CEPF's current investment in the Caribbean Islands Biodiversity Hotspot is guided by the following strategic directions as outlined in the 2019 ecosystem profile.

  1. Improve the protection and management of 33 priority sites for long-term sustainability.
     
    • 1.1 Strengthen the legal protection of priority sites.
    •  
    • 1.2 Prepare and implement participatory management plans that support broad stakeholder collaboration.
    •  
    • 1.3 Assess climate change impacts and integrate climate change adaptation into management plans and their implementation responses to protect ecosystem functions and build resilience.

      1.4 Eradicate, control or prevent further spread of invasive plants and animals that are affecting globally threatened species populations at priority sites.
       
    • 1.5. Update the Key Biodiversity Area analysis to fill critical conservation planning data gaps in Haiti.
       
  2. Increase landscape-level connectivity and ecosystem resilience in seven priority corridors.
     
    • 2.1 Prepare and support implementation of participatory local and corridor-scale land-use and watershed management plans to guide future development and conservation efforts.
       
    • 2.2 Support sustainable livelihoods in agriculture, fisheries, forestry, and nature tourism that enhance ecosystem resilience and landscape-level connectivity and deliver gender-equitable benefits, in order to maintain the functionality of priority sites.
       
    • 2.3 Promote the adoption and scaling up of conservation best practices in those enterprises compatible with conservation to promote connectivity and ecosystem services in the corridors.
       
  3. Safeguard priority Critically Endangered and Endangered species.
     
    • 3.1 Prepare and implement conservation actions plans for priority Critically Endangered and Endangered species
       
    • 3.2 Identify climate impacts and develop and implement management plans in response to climate change impacts on priority Critically Endangered and Endangered species. 

    • 3.3 Support assessments of high priority plant families to update national lists and the IUCN Red List of Threatened Species and develop conservation action plans.
       
  4. Improve the enabling conditions for biodiversity conservation in countries with CEPF priority sites.
     
    • 4.1 Support the role of civil society organizations in policy dialogue and advocacy focused on government policies and practices that impact priority sites.

      4.2 Mainstream biodiversity conservation and ecosystem service values into development policies, projects, and plans by government and the private sector, with a focus on addressing major threats such as unsustainable agriculture, mining, tourism, and infrastructure development.

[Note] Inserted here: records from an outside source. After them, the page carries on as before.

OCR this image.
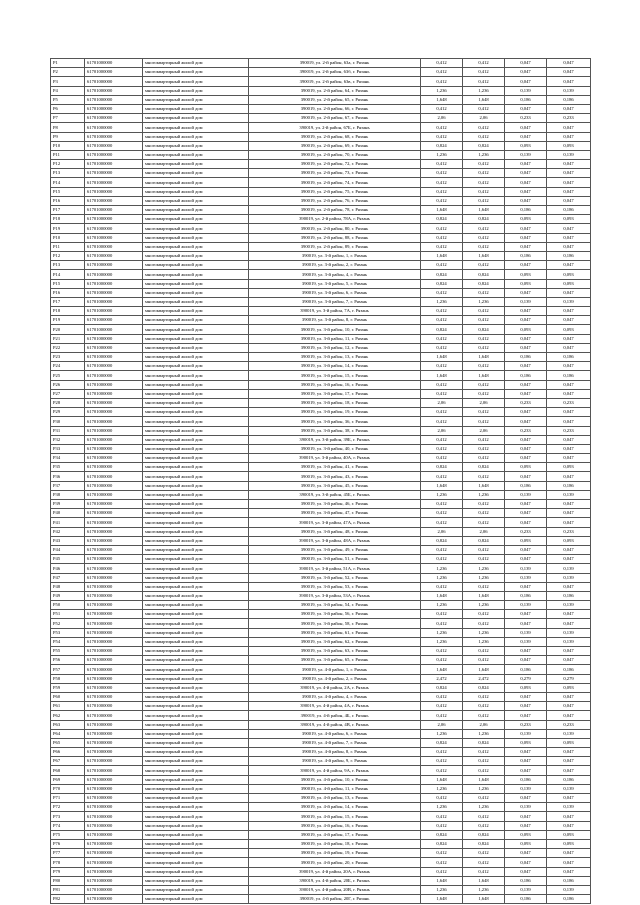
Р1	61701000000	многоквартирный жилой дом	390019, ул. 2-й район, 63а, г. Рязань	0,412	0,412	0,047	0,047
Р2	61701000000	многоквартирный жилой дом	390019, ул. 2-й район, 63б, г. Рязань	0,412	0,412	0,047	0,047
Р3	61701000000	многоквартирный жилой дом	390019, ул. 2-й район, 63в, г. Рязань	0,412	0,412	0,047	0,047
Р4	61701000000	многоквартирный жилой дом	390019, ул. 2-й район, 64, г. Рязань	1,236	1,236	0,139	0,139
Р5	61701000000	многоквартирный жилой дом	390019, ул. 2-й район, 65, г. Рязань	1,648	1,648	0,186	0,186
Р6	61701000000	многоквартирный жилой дом	390019, ул. 2-й район, 66, г. Рязань	0,412	0,412	0,047	0,047
Р7	61701000000	многоквартирный жилой дом	390019, ул. 2-й район, 67, г. Рязань	2,06	2,06	0,233	0,233
Р8	61701000000	многоквартирный жилой дом	390019, ул. 2-й район, 67Б, г. Рязань	0,412	0,412	0,047	0,047
Р9	61701000000	многоквартирный жилой дом	390019, ул. 2-й район, 68, г. Рязань	0,412	0,412	0,047	0,047
Р10	61701000000	многоквартирный жилой дом	390019, ул. 2-й район, 69, г. Рязань	0,824	0,824	0,093	0,093
Р11	61701000000	многоквартирный жилой дом	390019, ул. 2-й район, 70, г. Рязань	1,236	1,236	0,139	0,139
Р12	61701000000	многоквартирный жилой дом	390019, ул. 2-й район, 72, г. Рязань	0,412	0,412	0,047	0,047
Р13	61701000000	многоквартирный жилой дом	390019, ул. 2-й район, 73, г. Рязань	0,412	0,412	0,047	0,047
Р14	61701000000	многоквартирный жилой дом	390019, ул. 2-й район, 74, г. Рязань	0,412	0,412	0,047	0,047
Р15	61701000000	многоквартирный жилой дом	390019, ул. 2-й район, 75, г. Рязань	0,412	0,412	0,047	0,047
Р16	61701000000	многоквартирный жилой дом	390019, ул. 2-й район, 76, г. Рязань	0,412	0,412	0,047	0,047
Р17	61701000000	многоквартирный жилой дом	390019, ул. 2-й район, 78, г. Рязань	1,648	1,648	0,186	0,186
Р18	61701000000	многоквартирный жилой дом	390019, ул. 2-й район, 78А, г. Рязань	0,824	0,824	0,093	0,093
Р19	61701000000	многоквартирный жилой дом	390019, ул. 2-й район, 80, г. Рязань	0,412	0,412	0,047	0,047
Р10	61701000000	многоквартирный жилой дом	390019, ул. 2-й район, 88, г. Рязань	0,412	0,412	0,047	0,047
Р11	61701000000	многоквартирный жилой дом	390019, ул. 2-й район, 89, г. Рязань	0,412	0,412	0,047	0,047
Р12	61701000000	многоквартирный жилой дом	390019, ул. 3-й район, 1, г. Рязань	1,648	1,648	0,186	0,186
Р13	61701000000	многоквартирный жилой дом	390019, ул. 3-й район, 2, г. Рязань	0,412	0,412	0,047	0,047
Р14	61701000000	многоквартирный жилой дом	390019, ул. 3-й район, 4, г. Рязань	0,824	0,824	0,093	0,093
Р15	61701000000	многоквартирный жилой дом	390019, ул. 3-й район, 5, г. Рязань	0,824	0,824	0,093	0,093
Р16	61701000000	многоквартирный жилой дом	390019, ул. 3-й район, 6, г. Рязань	0,412	0,412	0,047	0,047
Р17	61701000000	многоквартирный жилой дом	390019, ул. 3-й район, 7, г. Рязань	1,236	1,236	0,139	0,139
Р18	61701000000	многоквартирный жилой дом	390019, ул. 3-й район, 7А, г. Рязань	0,412	0,412	0,047	0,047
Р19	61701000000	многоквартирный жилой дом	390019, ул. 3-й район, 8, г. Рязань	0,412	0,412	0,047	0,047
Р20	61701000000	многоквартирный жилой дом	390019, ул. 3-й район, 10, г. Рязань	0,824	0,824	0,093	0,093
Р21	61701000000	многоквартирный жилой дом	390019, ул. 3-й район, 11, г. Рязань	0,412	0,412	0,047	0,047
Р22	61701000000	многоквартирный жилой дом	390019, ул. 3-й район, 12, г. Рязань	0,412	0,412	0,047	0,047
Р23	61701000000	многоквартирный жилой дом	390019, ул. 3-й район, 13, г. Рязань	1,648	1,648	0,186	0,186
Р24	61701000000	многоквартирный жилой дом	390019, ул. 3-й район, 14, г. Рязань	0,412	0,412	0,047	0,047
Р25	61701000000	многоквартирный жилой дом	390019, ул. 3-й район, 15, г. Рязань	1,648	1,648	0,186	0,186
Р26	61701000000	многоквартирный жилой дом	390019, ул. 3-й район, 16, г. Рязань	0,412	0,412	0,047	0,047
Р27	61701000000	многоквартирный жилой дом	390019, ул. 3-й район, 17, г. Рязань	0,412	0,412	0,047	0,047
Р28	61701000000	многоквартирный жилой дом	390019, ул. 3-й район, 18, г. Рязань	2,06	2,06	0,233	0,233
Р29	61701000000	многоквартирный жилой дом	390019, ул. 3-й район, 19, г. Рязань	0,412	0,412	0,047	0,047
Р30	61701000000	многоквартирный жилой дом	390019, ул. 3-й район, 36, г. Рязань	0,412	0,412	0,047	0,047
Р31	61701000000	многоквартирный жилой дом	390019, ул. 3-й район, 38, г. Рязань	2,06	2,06	0,233	0,233
Р32	61701000000	многоквартирный жилой дом	390019, ул. 3-й район, 39Б, г. Рязань	0,412	0,412	0,047	0,047
Р33	61701000000	многоквартирный жилой дом	390019, ул. 3-й район, 40, г. Рязань	0,412	0,412	0,047	0,047
Р34	61701000000	многоквартирный жилой дом	390019, ул. 3-й район, 40А, г. Рязань	0,412	0,412	0,047	0,047
Р35	61701000000	многоквартирный жилой дом	390019, ул. 3-й район, 41, г. Рязань	0,824	0,824	0,093	0,093
Р36	61701000000	многоквартирный жилой дом	390019, ул. 3-й район, 43, г. Рязань	0,412	0,412	0,047	0,047
Р37	61701000000	многоквартирный жилой дом	390019, ул. 3-й район, 45, г. Рязань	1,648	1,648	0,186	0,186
Р38	61701000000	многоквартирный жилой дом	390019, ул. 3-й район, 45Б, г. Рязань	1,236	1,236	0,139	0,139
Р39	61701000000	многоквартирный жилой дом	390019, ул. 3-й район, 46, г. Рязань	0,412	0,412	0,047	0,047
Р40	61701000000	многоквартирный жилой дом	390019, ул. 3-й район, 47, г. Рязань	0,412	0,412	0,047	0,047
Р41	61701000000	многоквартирный жилой дом	390019, ул. 3-й район, 47А, г. Рязань	0,412	0,412	0,047	0,047
Р42	61701000000	многоквартирный жилой дом	390019, ул. 3-й район, 48, г. Рязань	2,06	2,06	0,233	0,233
Р43	61701000000	многоквартирный жилой дом	390019, ул. 3-й район, 48А, г. Рязань	0,824	0,824	0,093	0,093
Р44	61701000000	многоквартирный жилой дом	390019, ул. 3-й район, 49, г. Рязань	0,412	0,412	0,047	0,047
Р45	61701000000	многоквартирный жилой дом	390019, ул. 3-й район, 51, г. Рязань	0,412	0,412	0,047	0,047
Р46	61701000000	многоквартирный жилой дом	390019, ул. 3-й район, 51А, г. Рязань	1,236	1,236	0,139	0,139
Р47	61701000000	многоквартирный жилой дом	390019, ул. 3-й район, 52, г. Рязань	1,236	1,236	0,139	0,139
Р48	61701000000	многоквартирный жилой дом	390019, ул. 3-й район, 53, г. Рязань	0,412	0,412	0,047	0,047
Р49	61701000000	многоквартирный жилой дом	390019, ул. 3-й район, 53А, г. Рязань	1,648	1,648	0,186	0,186
Р50	61701000000	многоквартирный жилой дом	390019, ул. 3-й район, 54, г. Рязань	1,236	1,236	0,139	0,139
Р51	61701000000	многоквартирный жилой дом	390019, ул. 3-й район, 56, г. Рязань	0,412	0,412	0,047	0,047
Р52	61701000000	многоквартирный жилой дом	390019, ул. 3-й район, 58, г. Рязань	0,412	0,412	0,047	0,047
Р53	61701000000	многоквартирный жилой дом	390019, ул. 3-й район, 61, г. Рязань	1,236	1,236	0,139	0,139
Р54	61701000000	многоквартирный жилой дом	390019, ул. 3-й район, 62, г. Рязань	1,236	1,236	0,139	0,139
Р55	61701000000	многоквартирный жилой дом	390019, ул. 3-й район, 63, г. Рязань	0,412	0,412	0,047	0,047
Р56	61701000000	многоквартирный жилой дом	390019, ул. 3-й район, 65, г. Рязань	0,412	0,412	0,047	0,047
Р57	61701000000	многоквартирный жилой дом	390019, ул. 4-й район, 1, г. Рязань	1,648	1,648	0,186	0,186
Р58	61701000000	многоквартирный жилой дом	390019, ул. 4-й район, 2, г. Рязань	2,472	2,472	0,279	0,279
Р59	61701000000	многоквартирный жилой дом	390019, ул. 4-й район, 2А, г. Рязань	0,824	0,824	0,093	0,093
Р60	61701000000	многоквартирный жилой дом	390019, ул. 4-й район, 4, г. Рязань	0,412	0,412	0,047	0,047
Р61	61701000000	многоквартирный жилой дом	390019, ул. 4-й район, 4А, г. Рязань	0,412	0,412	0,047	0,047
Р62	61701000000	многоквартирный жилой дом	390019, ул. 4-й район, 4Б, г. Рязань	0,412	0,412	0,047	0,047
Р63	61701000000	многоквартирный жилой дом	390019, ул. 4-й район, 4В, г. Рязань	2,06	2,06	0,233	0,233
Р64	61701000000	многоквартирный жилой дом	390019, ул. 4-й район, 6, г. Рязань	1,236	1,236	0,139	0,139
Р65	61701000000	многоквартирный жилой дом	390019, ул. 4-й район, 7, г. Рязань	0,824	0,824	0,093	0,093
Р66	61701000000	многоквартирный жилой дом	390019, ул. 4-й район, 8, г. Рязань	0,412	0,412	0,047	0,047
Р67	61701000000	многоквартирный жилой дом	390019, ул. 4-й район, 9, г. Рязань	0,412	0,412	0,047	0,047
Р68	61701000000	многоквартирный жилой дом	390019, ул. 4-й район, 9А, г. Рязань	0,412	0,412	0,047	0,047
Р69	61701000000	многоквартирный жилой дом	390019, ул. 4-й район, 10, г. Рязань	1,648	1,648	0,186	0,186
Р70	61701000000	многоквартирный жилой дом	390019, ул. 4-й район, 11, г. Рязань	1,236	1,236	0,139	0,139
Р71	61701000000	многоквартирный жилой дом	390019, ул. 4-й район, 13, г. Рязань	0,412	0,412	0,047	0,047
Р72	61701000000	многоквартирный жилой дом	390019, ул. 4-й район, 14, г. Рязань	1,236	1,236	0,139	0,139
Р73	61701000000	многоквартирный жилой дом	390019, ул. 4-й район, 15, г. Рязань	0,412	0,412	0,047	0,047
Р74	61701000000	многоквартирный жилой дом	390019, ул. 4-й район, 16, г. Рязань	0,412	0,412	0,047	0,047
Р75	61701000000	многоквартирный жилой дом	390019, ул. 4-й район, 17, г. Рязань	0,824	0,824	0,093	0,093
Р76	61701000000	многоквартирный жилой дом	390019, ул. 4-й район, 18, г. Рязань	0,824	0,824	0,093	0,093
Р77	61701000000	многоквартирный жилой дом	390019, ул. 4-й район, 19, г. Рязань	0,412	0,412	0,047	0,047
Р78	61701000000	многоквартирный жилой дом	390019, ул. 4-й район, 20, г. Рязань	0,412	0,412	0,047	0,047
Р79	61701000000	многоквартирный жилой дом	390019, ул. 4-й район, 20А, г. Рязань	0,412	0,412	0,047	0,047
Р80	61701000000	многоквартирный жилой дом	390019, ул. 4-й район, 20Б, г. Рязань	1,648	1,648	0,186	0,186
Р81	61701000000	многоквартирный жилой дом	390019, ул. 4-й район, 20В, г. Рязань	1,236	1,236	0,139	0,139
Р82	61701000000	многоквартирный жилой дом	390019, ул. 4-й район, 20Г, г. Рязань	1,648	1,648	0,186	0,186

    • 4.3 Establish and strengthen sustainable financing mechanisms.

      4.4 Build stakeholder and constituency support for the conservation of priority sites and priority globally threatened species through targeted communication and information dissemination.
       
  5. Support Caribbean civil society to conserve biodiversity by building local, national and regional institutional capacity and fostering stakeholder collaboration.
     
    • 5.1 Strengthen civil society organizations’ technical knowledge and skills to implement practical, applied biodiversity conservation actions through short-term training in topics that will advance implementation of projects that support CEPF priorities, based on a civil society organization training assessment and strategy.

      5.2 Strengthen the administrative, financial, fundraising and project management capacity of strategic CEPF civil society partners to implement biodiversity conservation programs and activities.

      5.3 Support local, national and regional information exchange, networking, mentorship and coalition building among civil society organizations.
       
  6. Provide strategic leadership and effective coordination of CEPF investment through a regional implementation team.

    • 6.1 Build a broad constituency of civil society groups working across institutional and political boundaries to strengthen the communication capacity of local civil society organizations in support of their mission and to build public awareness on the importance of conservation outcomes.